La mise en quarantaine de la peinture par les institutions a duré près de quarante  ans, le temps pour les milieux artistiques de laisser  s’effacer  les repères pour mieux axer tous les révisionnismes. Lorsque dans le cafouillis des arts visuels,  la peinture a pu réintégrer une place en tant  que « catégorie parmi d’autres », elle ne s’est pas vue autorisée à s’exprimer dans toute sa pertinence.


En peinture, les concepts ont été jugés ennuyeux et parfois même réactionnaires. Á l’opposé des institutions, bien des gens pensent qu’une peinture parle en elle-même et n’a pas besoin de s’appuyer sur des concepts. Pour étayer cette affirmation, certains disent préférer une peinture classique mais c’est oublier qu’à la lisière de la Renaissance, les peintres étaient  aussi des scientifiques dont l’invention picturale la plus marquante    fut   la divine proportion, répartition mathématique des clairs- obscurs  dans le tableau.

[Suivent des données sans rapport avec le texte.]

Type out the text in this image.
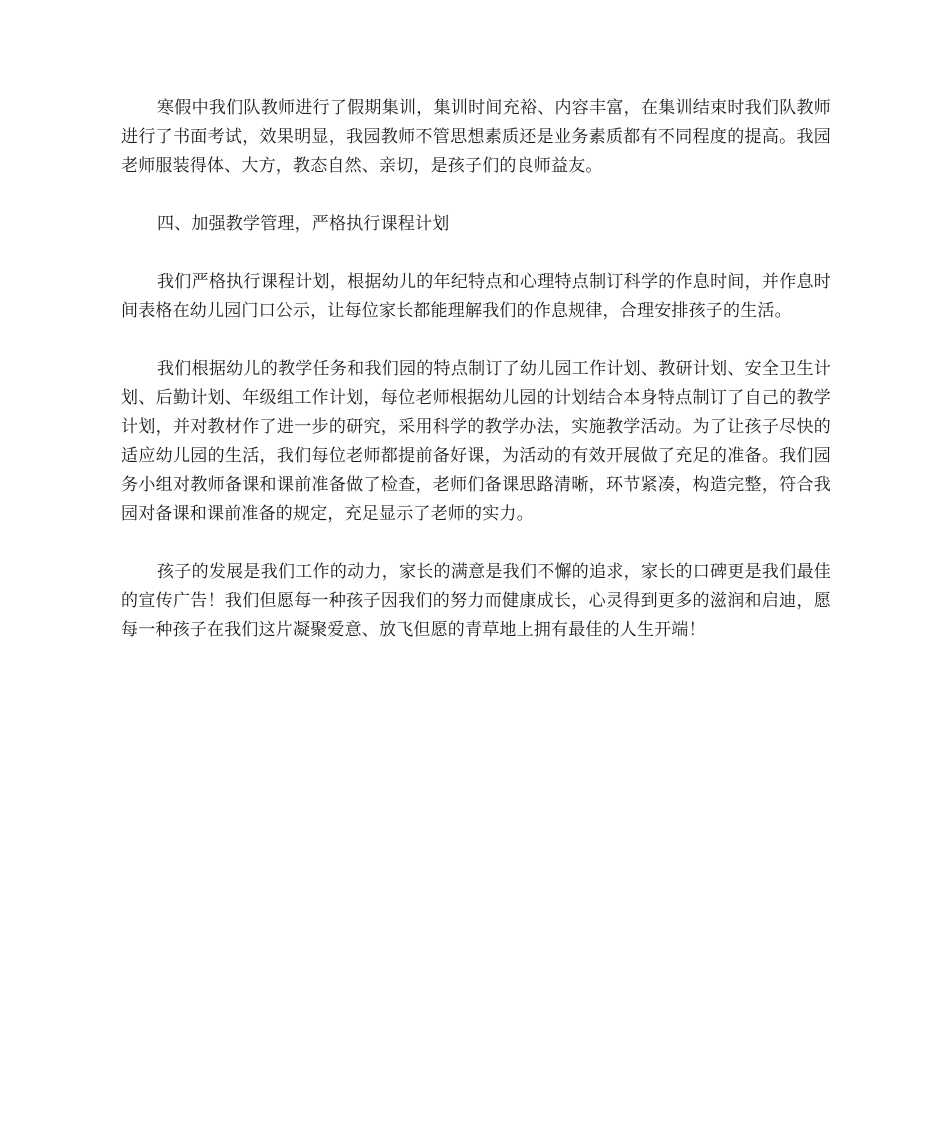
寒假中我们队教师进行了假期集训，集训时间充裕、内容丰富，在集训结束时我们队教师进行了书面考试，效果明显，我园教师不管思想素质还是业务素质都有不同程度的提高。我园老师服装得体、大方，教态自然、亲切，是孩子们的良师益友。

四、加强教学管理，严格执行课程计划

我们严格执行课程计划，根据幼儿的年纪特点和心理特点制订科学的作息时间，并作息时间表格在幼儿园门口公示，让每位家长都能理解我们的作息规律，合理安排孩子的生活。

我们根据幼儿的教学任务和我们园的特点制订了幼儿园工作计划、教研计划、安全卫生计划、后勤计划、年级组工作计划，每位老师根据幼儿园的计划结合本身特点制订了自己的教学计划，并对教材作了进一步的研究，采用科学的教学办法，实施教学活动。为了让孩子尽快的适应幼儿园的生活，我们每位老师都提前备好课，为活动的有效开展做了充足的准备。我们园务小组对教师备课和课前准备做了检查，老师们备课思路清晰，环节紧凑，构造完整，符合我园对备课和课前准备的规定，充足显示了老师的实力。

孩子的发展是我们工作的动力，家长的满意是我们不懈的追求，家长的口碑更是我们最佳的宣传广告！我们但愿每一种孩子因我们的努力而健康成长，心灵得到更多的滋润和启迪，愿每一种孩子在我们这片凝聚爱意、放飞但愿的青草地上拥有最佳的人生开端！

Il ne s’agit pas ici de reprendre toute l’histoire de la peinture mais de rappeler quelques principes qui nous semblent hélas trop souvent perdus, retrouver sa trace pour souligner  son incomparable force créatrice et  lui restituer sa dynamique. La compréhension de  l’histoire par un peintre qui a le souci d’y apporter sa contribution est précieuse parce que totalement inédite. Il ne suit pas les chemins empruntés par les historiens et les critiques d’art parce qu’il  se plonge au cœur  même du  processus de création des peintres dont les  trouvailles  ont influencé l’époque. Seul, un peintre soucieux des apports  historiques de sa  discipline  peut comprendre  l’essentiel des contributions de ses prédécesseurs. Il ne suffit pourtant pas d’être peintre  pour saisir avec subtilité ce qu’ont voulu dire les maîtres  qui nous ont précédés. Encore faut-il  s’inscrire soi-même dans la perspective de poursuivre l’histoire de la peinture pour en extraire la continuité et les ruptures et surtout les véritables apports. En cette époque de supposée fin de l’histoire de tels artistes   sont des exceptions.


Il  n’a  pourtant échappé à personne que  l’apparition de la photo vers 1850 avait bouleversé les fondements de la peinture rendant obsolète  le travail du peintre portraitiste. Pourtant, loin de signifier sa fin,  la photo   a accéléré la mutation de la peinture en  la poussant  à  exprimer autre chose  qu’une reproduction réaliste d’un personnage ou d’un paysage. Cette révolution de l’image  contenait en elle les prémisses et les développements de la peinture moderne. Libérés de l’obligation  de  représentation exacte de ce qu’ils voyaient, les peintres ont pu s’intéresser  à de nouvelles recherches techniques ; la peinture  a cessé de n’être que descriptive pour devenir de plus en plus conceptuelle.